"Que dieu me damne!" he said, spitefully. "But you have a mauvais quart d'heure ahead, Connolly!—curse me if you have not! Faith, I wash my hands of you, and you had best make your sulky savage yonder some good excuse for the war."
Connolly's deep voice replied evasively, but Dunmore clipped him short:
"Oh no! Oh no! The people won't have that, Connolly!—skewer me if they will! Body o' Judas, Connolly, you can't make them believe Cresap started this war!"
Connolly whispered something.
"Eh? What? I say I wash my hands o' ye! Didn't you hear me say I washed my hands? And mind you clear me when you answer your filthy savage. I'll none of it, d'ye hear?"
Connolly flushed darkly and leaned back. Gibson appeared nervous and dispirited, but Captain Murdy smiled cheerfully on everybody and took snuff with a zest.
"And, Connolly," observed Dunmore, settling himself in his gilded chair, "you had best announce the restoration to rank and command of Cresap. Ged!—that ought to put the clodhoppers yonder in good humour, to keep them from snivelling while your dirty savage speaks."
Presently Connolly arose, and, making a motion for silence, briefly announced the restoration of Cresap to command. There was no sound, no demonstration. Those in the balconies cared nothing for Cresap, those on the floor cared too much to compromise him with applause.
I heard Dunmore complaining to Gibson that the first part of Connolly's programme had fallen flat and that he, Dunmore, wanted to know what Gibson thought of refusing Logan the right of speech.

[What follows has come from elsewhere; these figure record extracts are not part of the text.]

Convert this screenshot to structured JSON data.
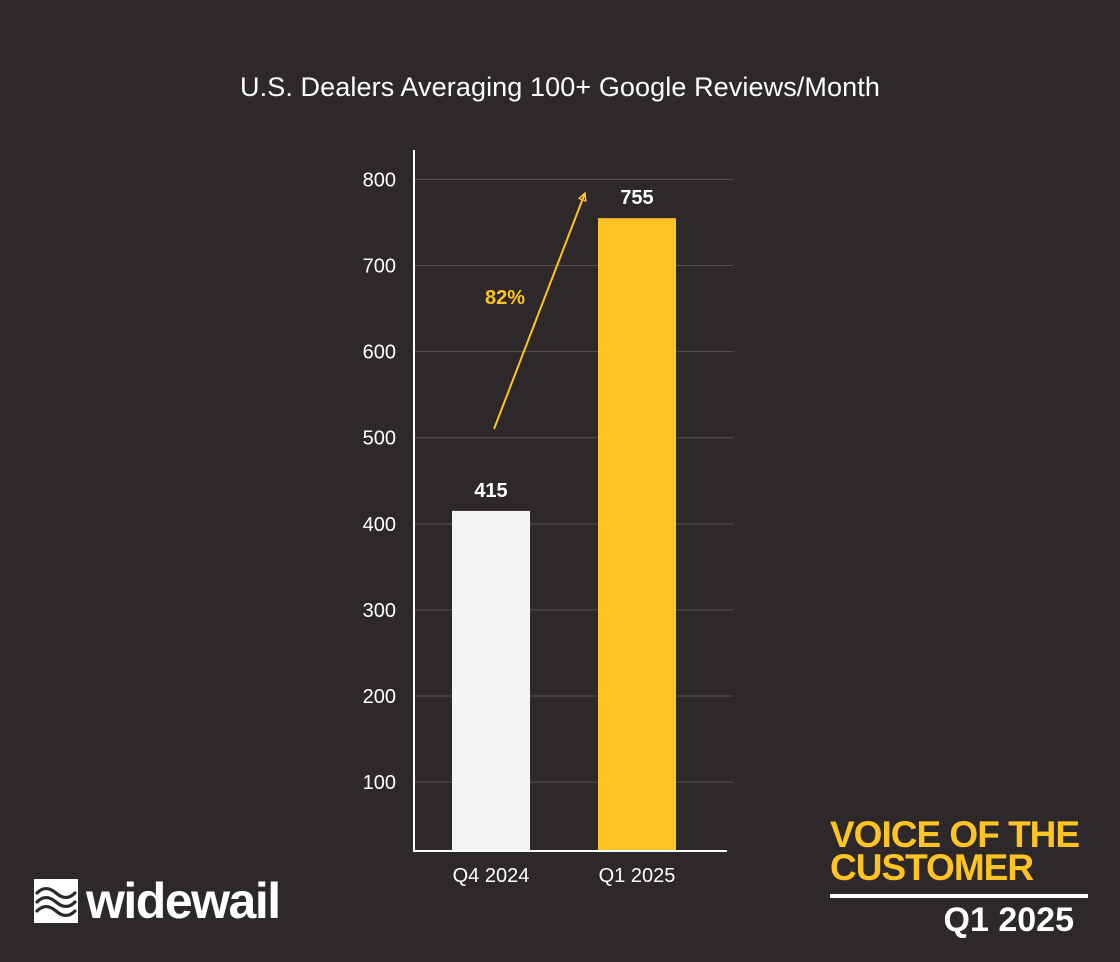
{
  "chart_data": {
    "type": "bar",
    "title": "U.S. Dealers Averaging 100+ Google Reviews/Month",
    "categories": [
      "Q4 2024",
      "Q1 2025"
    ],
    "values": [
      415,
      755
    ],
    "value_labels": [
      "415",
      "755"
    ],
    "bar_colors": [
      "#f4f4f4",
      "#ffc323"
    ],
    "yticks": [
      100,
      200,
      300,
      400,
      500,
      600,
      700,
      800
    ],
    "ylim": [
      20,
      800
    ],
    "grid": true,
    "xlabel": "",
    "ylabel": "",
    "annotation": {
      "label": "82%",
      "color": "#ffc323",
      "from_category": "Q4 2024",
      "to_category": "Q1 2025"
    }
  },
  "branding": {
    "logo_icon": "widewail-wave-icon",
    "logo_text": "widewail",
    "report_line1": "VOICE OF THE",
    "report_line2": "CUSTOMER",
    "report_period": "Q1 2025",
    "accent_color": "#ffc323"
  }
}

Gibson nervously shook his head and signalled to the interpreter, a grizzled sergeant of the Virginia militia, to take his station; and when the interpreter advanced, announcing in English and in the Cayuga language that the Governor of Virginia welcomed his brother, Logan, chief of the Cayugas, warrior of the clan of the Wolf, and "The White Man's Friend," I saw Patrick Henry touch Logan on the shoulder.